Report: Despite Global Economic Challenges, Nigeria’s Manufacturing, Agriculture, Output Grew in April

Dike Onwuamaeze

Despite the global economic challenges orchestrated by the military conflict in Iran, Stanbic IBTC Bank Nigeria’s Purchasing Managers’ Index (PMI) for April 2026 has shown that Nigerian manufacturing, agricultural and trade sectors recorded growth trajectories in in 2026.

The PMI showed improved business condition during the month under review as its headline reading ticked up to 52.4 in April from 51.9 in March, above the 50.0 no-change mark for the third month running, which signalled a solid strengthening in the health of the Nigerian private sector

The report, however, added that the impacts of higher fuel costs as a result of the war in the Middle East were felt again, pushing up prices and reportedly limiting expansions in new orders and business activity.

It said: “Nigerian companies posted a 17th consecutive monthly increase in business activity during April, in line with a further expansion of new orders. The rate of growth was solid and slightly faster than that seen in March, despite some reports from panellists of rising prices impacting output volumes. Three of the four broad sectors (manufacturing, agriculture and trades) covered by the report signalled a rise in activity, the exception being services.”
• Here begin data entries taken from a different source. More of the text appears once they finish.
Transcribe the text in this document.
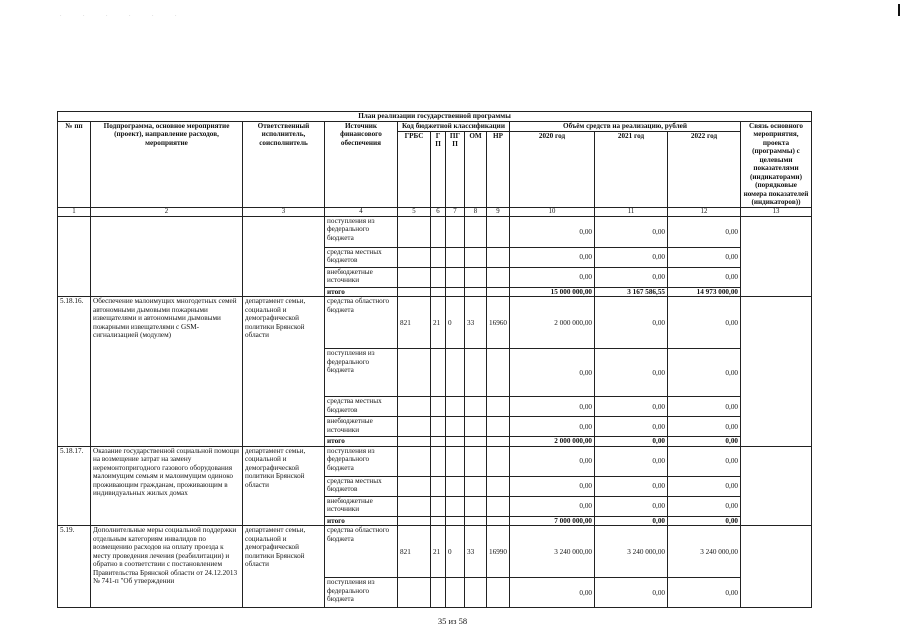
. . . . . .
План реализации государственной программы												
№ пп	Подпрограмма, основное мероприятие (проект), направление расходов, мероприятие	Ответственный исполнитель, соисполнитель	Источник финансового обеспечения	Код бюджетной классификации					Объём средств на реализацию, рублей			Связь основного мероприятия, проекта (программы) с целевыми показателями (индикаторами) (порядковые номера показателей (индикаторов))
				ГРБС	ГП	ПГП	ОМ	НР	2020 год	2021 год	2022 год	
1	2	3	4	5	6	7	8	9	10	11	12	13
			поступления из федерального бюджета						0,00	0,00	0,00	
			средства местных бюджетов						0,00	0,00	0,00	
			внебюджетные источники						0,00	0,00	0,00	
			итого						15 000 000,00	3 167 586,55	14 973 000,00	
5.18.16.	Обеспечение малоимущих многодетных семей автономными дымовыми пожарными извещателями и автономными дымовыми пожарными извещателями с GSM-сигнализацией (модулем)	департамент семьи, социальной и демографической политики Брянской области	средства областного бюджета	821	21	0	33	16960	2 000 000,00	0,00	0,00	
			поступления из федерального бюджета						0,00	0,00	0,00	
			средства местных бюджетов						0,00	0,00	0,00	
			внебюджетные источники						0,00	0,00	0,00	
			итого						2 000 000,00	0,00	0,00	
5.18.17.	Оказание государственной социальной помощи на возмещение затрат на замену неремонтопригодного газового оборудования малоимущим семьям и малоимущим одиноко проживающим гражданам, проживающим в индивидуальных жилых домах	департамент семьи, социальной и демографической политики Брянской области	поступления из федерального бюджета						0,00	0,00	0,00	
			средства местных бюджетов						0,00	0,00	0,00	
			внебюджетные источники						0,00	0,00	0,00	
			итого						7 000 000,00	0,00	0,00	
5.19.	Дополнительные меры социальной поддержки отдельным категориям инвалидов по возмещению расходов на оплату проезда к месту проведения лечения (реабилитации) и обратно в соответствии с постановлением Правительства Брянской области от 24.12.2013 № 741-п "Об утверждении	департамент семьи, социальной и демографической политики Брянской области	средства областного бюджета	821	21	0	33	16990	3 240 000,00	3 240 000,00	3 240 000,00	
			поступления из федерального бюджета						0,00	0,00	0,00	
35 из 58
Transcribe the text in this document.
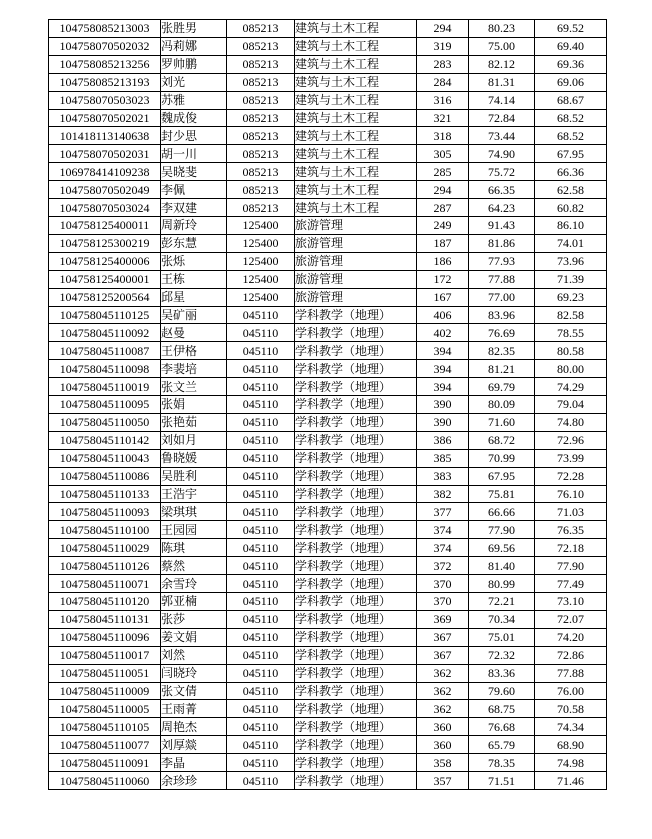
104758085213003	张胜男	085213	建筑与土木工程	294	80.23	69.52
104758070502032	冯莉娜	085213	建筑与土木工程	319	75.00	69.40
104758085213256	罗帅鹏	085213	建筑与土木工程	283	82.12	69.36
104758085213193	刘光	085213	建筑与土木工程	284	81.31	69.06
104758070503023	苏雅	085213	建筑与土木工程	316	74.14	68.67
104758070502021	魏成俊	085213	建筑与土木工程	321	72.84	68.52
101418113140638	封少思	085213	建筑与土木工程	318	73.44	68.52
104758070502031	胡一川	085213	建筑与土木工程	305	74.90	67.95
106978414109238	吴晓斐	085213	建筑与土木工程	285	75.72	66.36
104758070502049	李佩	085213	建筑与土木工程	294	66.35	62.58
104758070503024	李双建	085213	建筑与土木工程	287	64.23	60.82
104758125400011	周新玲	125400	旅游管理	249	91.43	86.10
104758125300219	彭东慧	125400	旅游管理	187	81.86	74.01
104758125400006	张烁	125400	旅游管理	186	77.93	73.96
104758125400001	王栋	125400	旅游管理	172	77.88	71.39
104758125200564	邱星	125400	旅游管理	167	77.00	69.23
104758045110125	吴矿丽	045110	学科教学（地理）	406	83.96	82.58
104758045110092	赵曼	045110	学科教学（地理）	402	76.69	78.55
104758045110087	王伊格	045110	学科教学（地理）	394	82.35	80.58
104758045110098	李裴培	045110	学科教学（地理）	394	81.21	80.00
104758045110019	张文兰	045110	学科教学（地理）	394	69.79	74.29
104758045110095	张娟	045110	学科教学（地理）	390	80.09	79.04
104758045110050	张艳茹	045110	学科教学（地理）	390	71.60	74.80
104758045110142	刘如月	045110	学科教学（地理）	386	68.72	72.96
104758045110043	鲁晓媛	045110	学科教学（地理）	385	70.99	73.99
104758045110086	吴胜利	045110	学科教学（地理）	383	67.95	72.28
104758045110133	王浩宇	045110	学科教学（地理）	382	75.81	76.10
104758045110093	梁琪琪	045110	学科教学（地理）	377	66.66	71.03
104758045110100	王园园	045110	学科教学（地理）	374	77.90	76.35
104758045110029	陈琪	045110	学科教学（地理）	374	69.56	72.18
104758045110126	蔡然	045110	学科教学（地理）	372	81.40	77.90
104758045110071	余雪玲	045110	学科教学（地理）	370	80.99	77.49
104758045110120	郭亚楠	045110	学科教学（地理）	370	72.21	73.10
104758045110131	张莎	045110	学科教学（地理）	369	70.34	72.07
104758045110096	姜文娟	045110	学科教学（地理）	367	75.01	74.20
104758045110017	刘然	045110	学科教学（地理）	367	72.32	72.86
104758045110051	闫晓玲	045110	学科教学（地理）	362	83.36	77.88
104758045110009	张文倩	045110	学科教学（地理）	362	79.60	76.00
104758045110005	王雨菁	045110	学科教学（地理）	362	68.75	70.58
104758045110105	周艳杰	045110	学科教学（地理）	360	76.68	74.34
104758045110077	刘厚燚	045110	学科教学（地理）	360	65.79	68.90
104758045110091	李晶	045110	学科教学（地理）	358	78.35	74.98
104758045110060	余珍珍	045110	学科教学（地理）	357	71.51	71.46
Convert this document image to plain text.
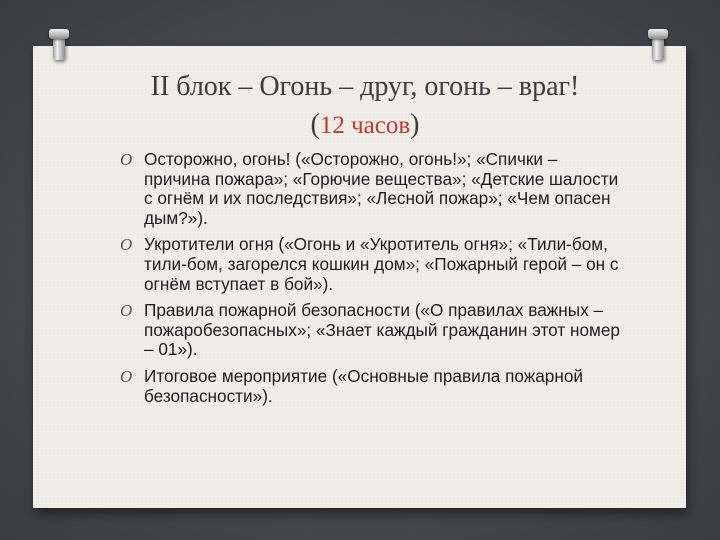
II блок – Огонь – друг, огонь – враг!
(12 часов)
O Осторожно, огонь! («Осторожно, огонь!»; «Спички – причина пожара»; «Горючие вещества»; «Детские шалости с огнём и их последствия»; «Лесной пожар»; «Чем опасен дым?»).
O Укротители огня («Огонь и «Укротитель огня»; «Тили-бом, тили-бом, загорелся кошкин дом»; «Пожарный герой – он с огнём вступает в бой»).
O Правила пожарной безопасности («О правилах важных – пожаробезопасных»; «Знает каждый гражданин этот номер – 01»).
O Итоговое мероприятие («Основные правила пожарной безопасности»).
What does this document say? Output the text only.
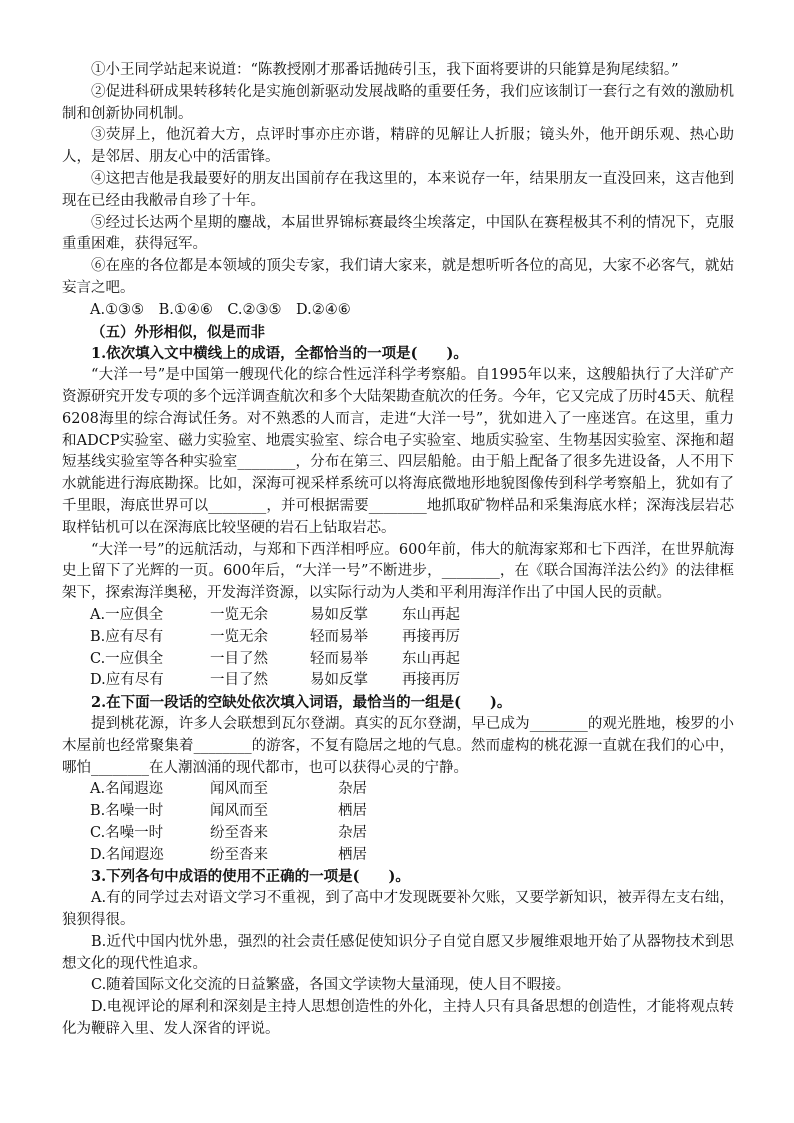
①小王同学站起来说道：“陈教授刚才那番话抛砖引玉，我下面将要讲的只能算是狗尾续貂。”

②促进科研成果转移转化是实施创新驱动发展战略的重要任务，我们应该制订一套行之有效的激励机制和创新协同机制。

③荧屏上，他沉着大方，点评时事亦庄亦谐，精辟的见解让人折服；镜头外，他开朗乐观、热心助人，是邻居、朋友心中的活雷锋。

④这把吉他是我最要好的朋友出国前存在我这里的，本来说存一年，结果朋友一直没回来，这吉他到现在已经由我敝帚自珍了十年。

⑤经过长达两个星期的鏖战，本届世界锦标赛最终尘埃落定，中国队在赛程极其不利的情况下，克服重重困难，获得冠军。

⑥在座的各位都是本领域的顶尖专家，我们请大家来，就是想听听各位的高见，大家不必客气，就姑妄言之吧。

A.①③⑤　B.①④⑥　C.②③⑤　D.②④⑥

（五）外形相似，似是而非

1.依次填入文中横线上的成语，全都恰当的一项是(　　)。

“大洋一号”是中国第一艘现代化的综合性远洋科学考察船。自1995年以来，这艘船执行了大洋矿产资源研究开发专项的多个远洋调查航次和多个大陆架勘查航次的任务。今年，它又完成了历时45天、航程6208海里的综合海试任务。对不熟悉的人而言，走进“大洋一号”，犹如进入了一座迷宫。在这里，重力和ADCP实验室、磁力实验室、地震实验室、综合电子实验室、地质实验室、生物基因实验室、深拖和超短基线实验室等各种实验室________，分布在第三、四层船舱。由于船上配备了很多先进设备，人不用下水就能进行海底勘探。比如，深海可视采样系统可以将海底微地形地貌图像传到科学考察船上，犹如有了千里眼，海底世界可以________，并可根据需要________地抓取矿物样品和采集海底水样；深海浅层岩芯取样钻机可以在深海底比较坚硬的岩石上钻取岩芯。

“大洋一号”的远航活动，与郑和下西洋相呼应。600年前，伟大的航海家郑和七下西洋，在世界航海史上留下了光辉的一页。600年后，“大洋一号”不断进步，________，在《联合国海洋法公约》的法律框架下，探索海洋奥秘，开发海洋资源，以实际行动为人类和平利用海洋作出了中国人民的贡献。

A.一应俱全	一览无余	易如反掌	东山再起
B.应有尽有	一览无余	轻而易举	再接再厉
C.一应俱全	一目了然	轻而易举	东山再起
D.应有尽有	一目了然	易如反掌	再接再厉

2.在下面一段话的空缺处依次填入词语，最恰当的一组是(　　)。

提到桃花源，许多人会联想到瓦尔登湖。真实的瓦尔登湖，早已成为________的观光胜地，梭罗的小木屋前也经常聚集着________的游客，不复有隐居之地的气息。然而虚构的桃花源一直就在我们的心中，哪怕________在人潮汹涌的现代都市，也可以获得心灵的宁静。

A.名闻遐迩	闻风而至	杂居
B.名噪一时	闻风而至	栖居
C.名噪一时	纷至沓来	杂居
D.名闻遐迩	纷至沓来	栖居

3.下列各句中成语的使用不正确的一项是(　　)。

A.有的同学过去对语文学习不重视，到了高中才发现既要补欠账，又要学新知识，被弄得左支右绌，狼狈得很。

B.近代中国内忧外患，强烈的社会责任感促使知识分子自觉自愿又步履维艰地开始了从器物技术到思想文化的现代性追求。

C.随着国际文化交流的日益繁盛，各国文学读物大量涌现，使人目不暇接。

D.电视评论的犀利和深刻是主持人思想创造性的外化，主持人只有具备思想的创造性，才能将观点转化为鞭辟入里、发人深省的评说。
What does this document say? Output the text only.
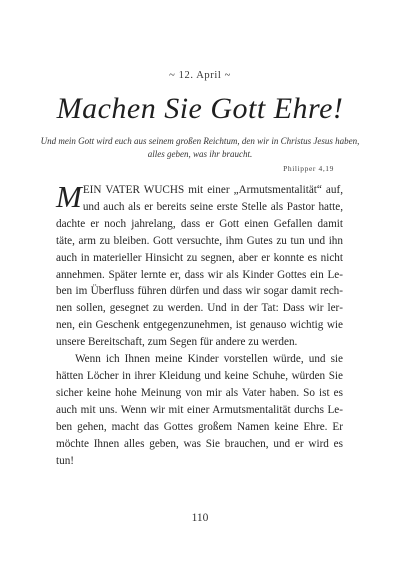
~ 12. April ~
Machen Sie Gott Ehre!
Und mein Gott wird euch aus seinem großen Reichtum, den wir in Christus Jesus haben, alles geben, was ihr braucht.
Philipper 4,19

MEIN VATER WUCHS mit einer „Armutsmentalität“ auf, und auch als er bereits seine erste Stelle als Pastor hatte, dachte er noch jahrelang, dass er Gott einen Gefallen damit täte, arm zu bleiben. Gott versuchte, ihm Gutes zu tun und ihn auch in materieller Hinsicht zu segnen, aber er konnte es nicht annehmen. Später lernte er, dass wir als Kinder Gottes ein Leben im Überfluss führen dürfen und dass wir sogar damit rechnen sollen, gesegnet zu werden. Und in der Tat: Dass wir lernen, ein Geschenk entgegenzunehmen, ist genauso wichtig wie unsere Bereitschaft, zum Segen für andere zu werden.

Wenn ich Ihnen meine Kinder vorstellen würde, und sie hätten Löcher in ihrer Kleidung und keine Schuhe, würden Sie sicher keine hohe Meinung von mir als Vater haben. So ist es auch mit uns. Wenn wir mit einer Armutsmentalität durchs Leben gehen, macht das Gottes großem Namen keine Ehre. Er möchte Ihnen alles geben, was Sie brauchen, und er wird es tun!

110
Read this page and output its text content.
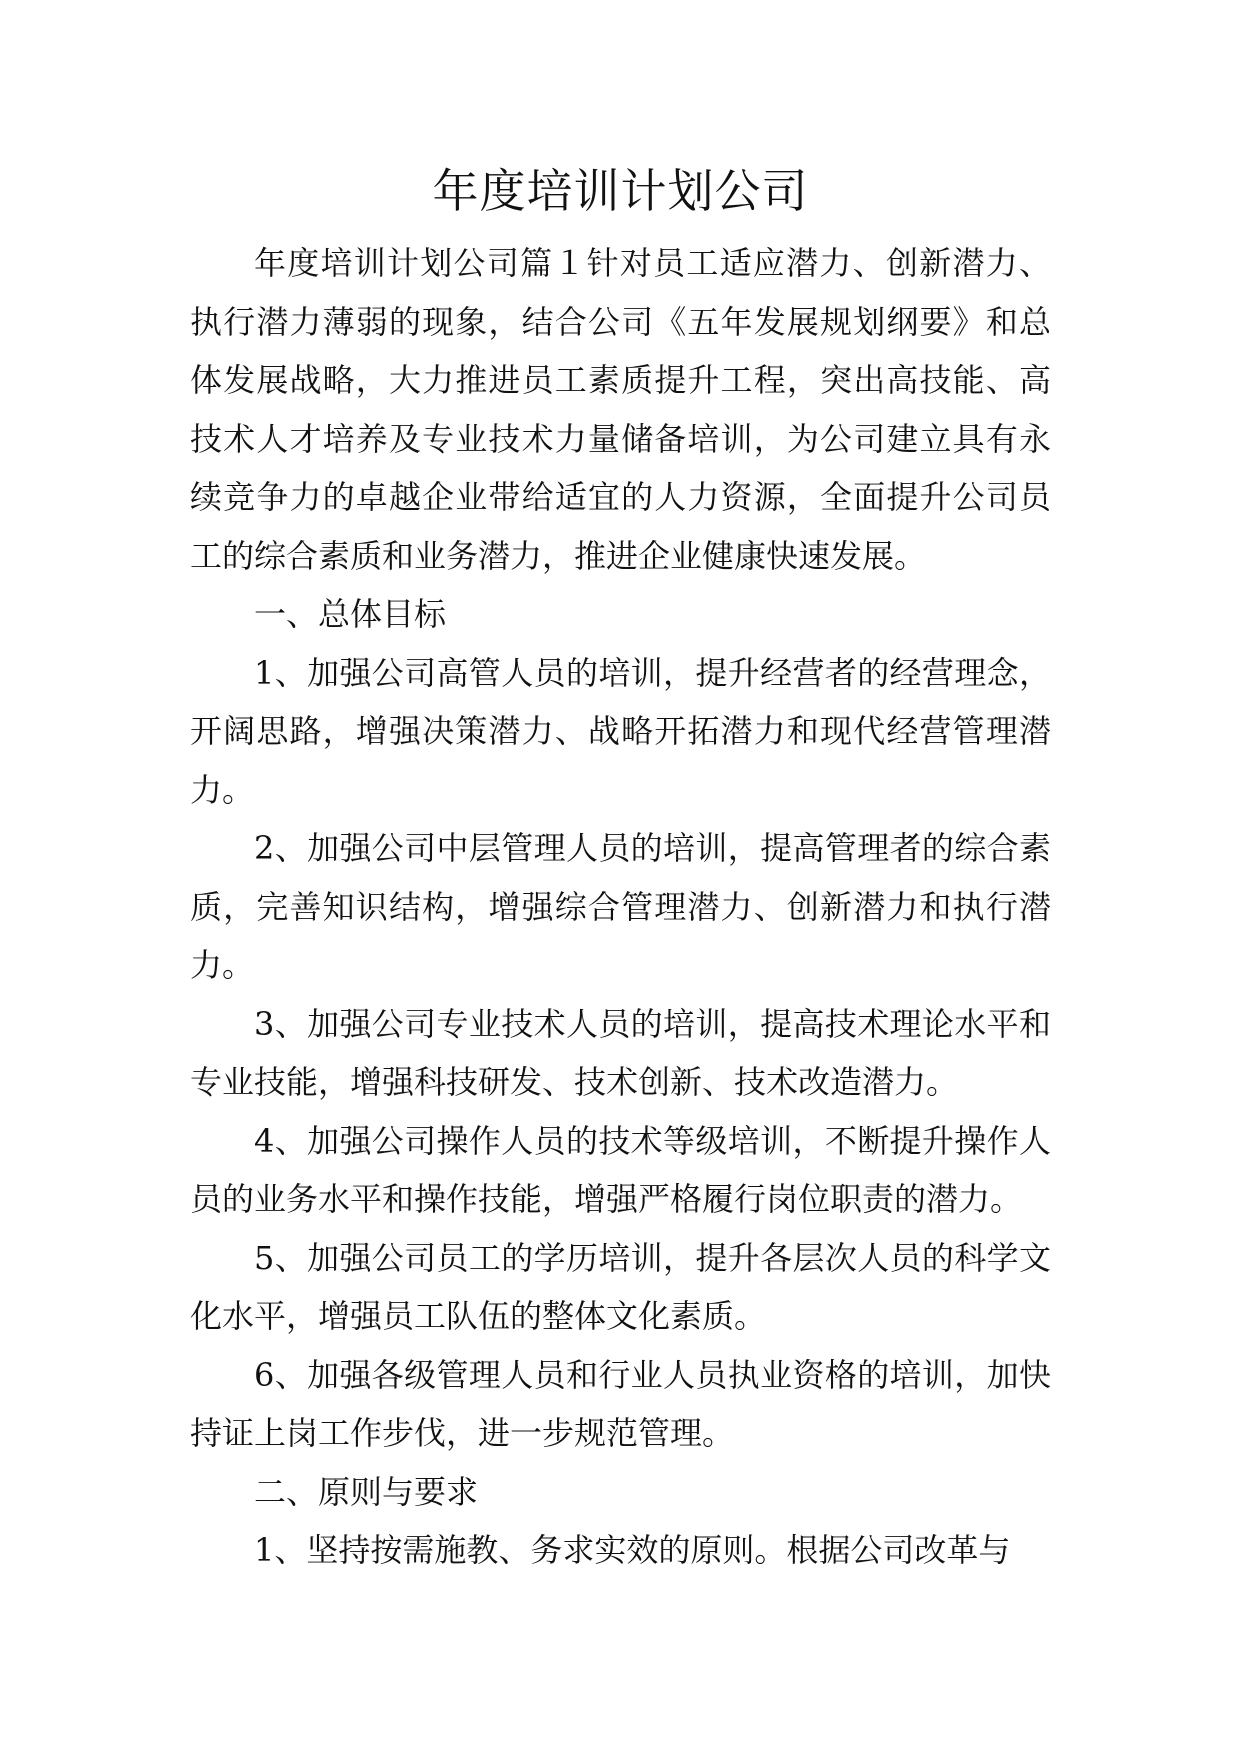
年度培训计划公司

年度培训计划公司篇１针对员工适应潜力、创新潜力、执行潜力薄弱的现象，结合公司《五年发展规划纲要》和总体发展战略，大力推进员工素质提升工程，突出高技能、高技术人才培养及专业技术力量储备培训，为公司建立具有永续竞争力的卓越企业带给适宜的人力资源，全面提升公司员工的综合素质和业务潜力，推进企业健康快速发展。

一、总体目标

1、加强公司高管人员的培训，提升经营者的经营理念，开阔思路，增强决策潜力、战略开拓潜力和现代经营管理潜力。

2、加强公司中层管理人员的培训，提高管理者的综合素质，完善知识结构，增强综合管理潜力、创新潜力和执行潜力。

3、加强公司专业技术人员的培训，提高技术理论水平和专业技能，增强科技研发、技术创新、技术改造潜力。

4、加强公司操作人员的技术等级培训，不断提升操作人员的业务水平和操作技能，增强严格履行岗位职责的潜力。

5、加强公司员工的学历培训，提升各层次人员的科学文化水平，增强员工队伍的整体文化素质。

6、加强各级管理人员和行业人员执业资格的培训，加快持证上岗工作步伐，进一步规范管理。

二、原则与要求

1、坚持按需施教、务求实效的原则。根据公司改革与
It stated that after hitting a 14-month high in March, the pace of overall input cost inflation eased slightly in April but remained elevated.

“Half of all respondents noted a rise in their input prices during the month, with underlying data signalling that higher purchase prices were the main driver of overall inflation. Services posted the fastest rise in overall input costs, just ahead of agriculture,” it said.

The report said that rising fuel prices, following the outbreak of war in the Middle East, resulted in a further sharp increase in purchase costs in April, with the rate of inflation broadly in line with that seen in March.

It added that general raw material price increases were also noted by respondents as “agriculture and services registered the steepest rises in purchase costs.”

The report noted that Nigerian companies increased their selling prices in April in response to rises in fuel and raw material costs.

Moreover, the rate of inflation was substantial and the fastest since December 2024.

According to the report, more than 43 per cent of panellists reported a rise in output charges during the month.

Commenting on the PMI’s report, the Head of Equity Research West Africa at Stanbic IBTC Bank, Mr. Muyiwa Oni, said; “The health of Nigeria’s private sector improved in April, remaining above the 50-points growth threshold for the third consecutive month, as new orders increased in line with higher customer numbers and rising demand even as price pressures remain prevalent. Accordingly, the headline PMI increased to 52.4 points in April from 51.9 points seen in March.

“Despite the improvement in new orders, we understand that lingering inflationary pressures limited the pace of expansion. Notably, companies increased their selling prices in April to the highest level since December 2024 in response to rising fuel and raw material costs.  Staff costs also increased modestly as some companies increased their staff pay so as to help them with increasing transportation fares.”

Oni added that business expectations also improved in April compared to March as businesses plan to expand their operations through the opening of new branches, stock building, and entry into new markets.

He said: “The improved start of the second quarter of the year by Nigerian businesses continue to support our view of improved growth expectations in 2026 relative to 2025.”